# CP Performance Comparisons on Different Size of Data

## Experiment Setup
+ CP performance: measured by the **coverage rate** and the **average size of prediction intervals**
+ Dataset: CIFAR-100
+ Comparison candidates: different combinations of 4 score functions (`THR`, `APS`, `SAPS(0.2)`, `RAPS(1,0)`) and 3 predictors (`SplitPredictor`, `ClusterPredictor`, `ClassWisePredictor`).
+ Size variation: sample 10 subsets with 10 classes, 20 classes, ..., 100 classes from CIFAR-100 respectively, then conduct CP on each of these data subsets.

In [109]:
import torch
import torch.nn as nn
import torch.optim as optim
from torchvision import datasets, transforms, models
from torchvision.datasets import CIFAR100
from tqdm import tqdm  # Import tqdm for the progress bar

# Define the transformation for the data
transform = transforms.Compose([
    transforms.Resize((224, 224)),  # VGG16 expects 224x224 input size
    transforms.ToTensor(),
])

# Download and load the CIFAR-100 dataset
cifar100_trainset = CIFAR100(root='./data', train=True, transform=transform, download=True)
cifar100_testset = CIFAR100(root='./data', train=False, transform=transform, download=True)
# device = torch.device("cuda:0" if torch.cuda.is_available() else "cpu")
device = torch.device("cpu")

Files already downloaded and verified
Files already downloaded and verified


In [110]:
# Re-map the class labels to fit the input format of the loss function 
class RemapCIFAR100(torch.utils.data.Dataset):
    def __init__(self, root, train=True, selected_classes=None, transform=None, target_transform=None, download=False):
        self.cifar100 = datasets.CIFAR100(root, train=train, transform=None, target_transform=None, download=download)
        
        if selected_classes is None:
            selected_classes = list(range(10))  # Default: classes 0 to 9
        
        self.selected_classes = selected_classes
        self.class_mapping = {class_id: idx for idx, class_id in enumerate(selected_classes)}
        self.transform = transform
        self.target_transform = target_transform

        # Remap labels during initialization
        self.data, self.targets = self.remap_labels(self.cifar100.data, self.cifar100.targets)

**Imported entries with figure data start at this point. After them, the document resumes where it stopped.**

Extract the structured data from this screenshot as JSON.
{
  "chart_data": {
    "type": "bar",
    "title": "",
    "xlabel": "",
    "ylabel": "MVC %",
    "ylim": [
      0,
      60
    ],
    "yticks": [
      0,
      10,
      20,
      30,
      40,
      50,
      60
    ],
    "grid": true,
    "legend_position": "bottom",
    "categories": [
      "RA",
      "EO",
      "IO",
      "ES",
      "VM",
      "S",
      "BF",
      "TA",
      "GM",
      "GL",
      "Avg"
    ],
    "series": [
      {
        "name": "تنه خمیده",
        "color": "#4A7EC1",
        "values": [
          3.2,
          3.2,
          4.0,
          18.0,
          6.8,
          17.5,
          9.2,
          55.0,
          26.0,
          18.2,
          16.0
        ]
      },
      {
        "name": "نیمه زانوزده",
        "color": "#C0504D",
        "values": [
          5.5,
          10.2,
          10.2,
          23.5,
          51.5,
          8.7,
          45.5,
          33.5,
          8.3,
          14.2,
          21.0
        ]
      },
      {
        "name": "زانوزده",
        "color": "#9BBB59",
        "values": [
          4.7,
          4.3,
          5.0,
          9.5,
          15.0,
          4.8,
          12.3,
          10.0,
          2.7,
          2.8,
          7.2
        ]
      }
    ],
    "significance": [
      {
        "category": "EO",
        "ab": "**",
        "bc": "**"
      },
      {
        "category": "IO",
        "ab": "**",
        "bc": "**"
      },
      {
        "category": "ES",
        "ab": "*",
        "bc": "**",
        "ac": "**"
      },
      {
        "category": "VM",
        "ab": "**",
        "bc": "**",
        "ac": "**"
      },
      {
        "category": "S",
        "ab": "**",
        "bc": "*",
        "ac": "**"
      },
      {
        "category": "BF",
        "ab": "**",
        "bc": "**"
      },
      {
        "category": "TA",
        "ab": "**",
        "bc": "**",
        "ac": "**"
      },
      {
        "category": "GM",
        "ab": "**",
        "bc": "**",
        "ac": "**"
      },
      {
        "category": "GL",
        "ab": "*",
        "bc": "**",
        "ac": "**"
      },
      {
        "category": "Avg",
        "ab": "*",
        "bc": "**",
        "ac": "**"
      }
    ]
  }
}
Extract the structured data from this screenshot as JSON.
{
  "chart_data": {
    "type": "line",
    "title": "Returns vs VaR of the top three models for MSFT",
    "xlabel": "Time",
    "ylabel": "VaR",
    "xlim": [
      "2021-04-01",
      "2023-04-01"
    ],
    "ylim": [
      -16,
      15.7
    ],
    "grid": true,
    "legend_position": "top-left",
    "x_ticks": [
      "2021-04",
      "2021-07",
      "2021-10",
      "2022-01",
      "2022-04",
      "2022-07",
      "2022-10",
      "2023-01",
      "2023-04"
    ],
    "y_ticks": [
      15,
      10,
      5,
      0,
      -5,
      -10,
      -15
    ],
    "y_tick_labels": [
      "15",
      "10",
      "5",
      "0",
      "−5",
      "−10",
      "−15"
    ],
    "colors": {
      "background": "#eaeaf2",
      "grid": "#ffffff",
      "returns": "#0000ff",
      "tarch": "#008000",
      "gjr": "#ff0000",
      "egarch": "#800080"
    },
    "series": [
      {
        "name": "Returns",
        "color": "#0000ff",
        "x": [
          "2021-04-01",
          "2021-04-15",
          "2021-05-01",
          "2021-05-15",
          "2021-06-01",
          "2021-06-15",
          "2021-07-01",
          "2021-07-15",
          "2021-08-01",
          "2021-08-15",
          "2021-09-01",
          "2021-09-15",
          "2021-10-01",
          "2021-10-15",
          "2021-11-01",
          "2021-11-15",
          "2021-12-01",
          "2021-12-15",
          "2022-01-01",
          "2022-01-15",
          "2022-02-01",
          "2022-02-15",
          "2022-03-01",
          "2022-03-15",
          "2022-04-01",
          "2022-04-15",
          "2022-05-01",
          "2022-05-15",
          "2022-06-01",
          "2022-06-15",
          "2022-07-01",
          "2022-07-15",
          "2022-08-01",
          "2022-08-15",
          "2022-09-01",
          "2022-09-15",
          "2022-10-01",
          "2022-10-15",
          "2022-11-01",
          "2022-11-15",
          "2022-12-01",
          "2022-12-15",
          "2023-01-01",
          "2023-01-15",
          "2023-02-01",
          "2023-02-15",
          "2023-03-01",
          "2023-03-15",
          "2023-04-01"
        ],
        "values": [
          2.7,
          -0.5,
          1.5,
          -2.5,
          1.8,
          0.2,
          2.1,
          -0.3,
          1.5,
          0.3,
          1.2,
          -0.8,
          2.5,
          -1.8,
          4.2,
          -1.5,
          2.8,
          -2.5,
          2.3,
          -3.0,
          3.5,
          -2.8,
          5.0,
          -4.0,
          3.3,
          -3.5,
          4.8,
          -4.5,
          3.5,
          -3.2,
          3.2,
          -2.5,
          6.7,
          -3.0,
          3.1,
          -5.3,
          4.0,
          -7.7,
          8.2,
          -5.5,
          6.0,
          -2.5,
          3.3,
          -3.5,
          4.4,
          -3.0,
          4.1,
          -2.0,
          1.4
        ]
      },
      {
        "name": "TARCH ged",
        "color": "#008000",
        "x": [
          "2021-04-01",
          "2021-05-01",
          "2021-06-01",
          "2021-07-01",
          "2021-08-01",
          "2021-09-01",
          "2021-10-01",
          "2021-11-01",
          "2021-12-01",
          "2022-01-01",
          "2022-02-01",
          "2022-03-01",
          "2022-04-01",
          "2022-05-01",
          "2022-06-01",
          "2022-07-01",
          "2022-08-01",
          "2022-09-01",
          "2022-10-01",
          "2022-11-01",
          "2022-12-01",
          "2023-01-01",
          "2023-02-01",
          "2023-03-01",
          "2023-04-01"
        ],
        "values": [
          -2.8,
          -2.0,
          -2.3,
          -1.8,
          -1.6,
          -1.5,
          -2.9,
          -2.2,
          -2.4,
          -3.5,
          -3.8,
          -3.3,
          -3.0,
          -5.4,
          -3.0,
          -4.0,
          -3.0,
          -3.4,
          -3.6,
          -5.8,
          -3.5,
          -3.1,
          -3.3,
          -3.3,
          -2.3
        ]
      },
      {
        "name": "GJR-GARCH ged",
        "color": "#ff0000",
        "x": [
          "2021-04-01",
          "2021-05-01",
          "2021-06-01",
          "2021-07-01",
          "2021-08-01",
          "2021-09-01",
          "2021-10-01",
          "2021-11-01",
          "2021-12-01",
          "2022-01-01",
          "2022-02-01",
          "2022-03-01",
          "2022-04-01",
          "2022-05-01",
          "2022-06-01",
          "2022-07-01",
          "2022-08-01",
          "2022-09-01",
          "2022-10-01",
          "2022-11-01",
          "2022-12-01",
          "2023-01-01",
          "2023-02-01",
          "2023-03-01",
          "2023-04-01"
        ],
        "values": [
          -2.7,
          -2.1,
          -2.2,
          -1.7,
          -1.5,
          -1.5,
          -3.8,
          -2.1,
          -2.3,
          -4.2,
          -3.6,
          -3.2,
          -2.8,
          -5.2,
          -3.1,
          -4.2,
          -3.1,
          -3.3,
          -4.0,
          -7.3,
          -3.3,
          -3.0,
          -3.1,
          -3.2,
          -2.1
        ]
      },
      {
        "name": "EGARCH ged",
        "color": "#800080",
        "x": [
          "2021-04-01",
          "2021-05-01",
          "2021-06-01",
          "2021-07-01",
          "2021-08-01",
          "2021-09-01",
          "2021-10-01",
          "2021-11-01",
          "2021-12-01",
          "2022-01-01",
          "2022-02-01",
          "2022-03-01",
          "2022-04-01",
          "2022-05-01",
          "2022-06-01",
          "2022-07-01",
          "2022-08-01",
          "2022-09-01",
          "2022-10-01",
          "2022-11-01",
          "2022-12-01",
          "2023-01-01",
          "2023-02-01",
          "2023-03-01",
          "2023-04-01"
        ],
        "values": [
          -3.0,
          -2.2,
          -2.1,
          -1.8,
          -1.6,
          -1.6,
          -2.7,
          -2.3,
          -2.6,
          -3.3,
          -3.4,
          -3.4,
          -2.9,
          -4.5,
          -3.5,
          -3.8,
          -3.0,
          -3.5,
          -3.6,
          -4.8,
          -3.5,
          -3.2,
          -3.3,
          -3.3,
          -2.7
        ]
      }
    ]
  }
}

    def remap_labels(self, data, targets):
        remapped_targets = [self.class_mapping[target] for target in targets if target in self.selected_classes]
        remapped_data = [data[i] for i, target in enumerate(targets) if target in self.selected_classes]

        return remapped_data, remapped_targets

    def __getitem__(self, index):
        img, target = self.data[index], self.targets[index]

        if self.transform is not None:
            img = self.transform(img)

        if self.target_transform is not None:
            target = self.target_transform(target)

        return img, target

    def __len__(self):
        return len(self.data)


## Build the Subsets Sequence

In [111]:
import random

def gen_subset_sequence(seed = 820):
    random.seed(seed)
    indices = list(range(100))
    random.shuffle(indices)

    subsets = []
    for i in range(10):
        selected_classes = indices[:10*(i+1)]
        # Example usage:

        train_dataset = RemapCIFAR100(root='./data', train=True, selected_classes=selected_classes, transform=transforms.ToTensor(), download=True)
        test_dataset = RemapCIFAR100(root='./data', train=False, selected_classes=selected_classes, transform=transforms.ToTensor(), download=True)

        train_loader = torch.utils.data.DataLoader(train_dataset, batch_size=64, shuffle=True)
        test_loader = torch.utils.data.DataLoader(test_dataset, batch_size=64, shuffle=False)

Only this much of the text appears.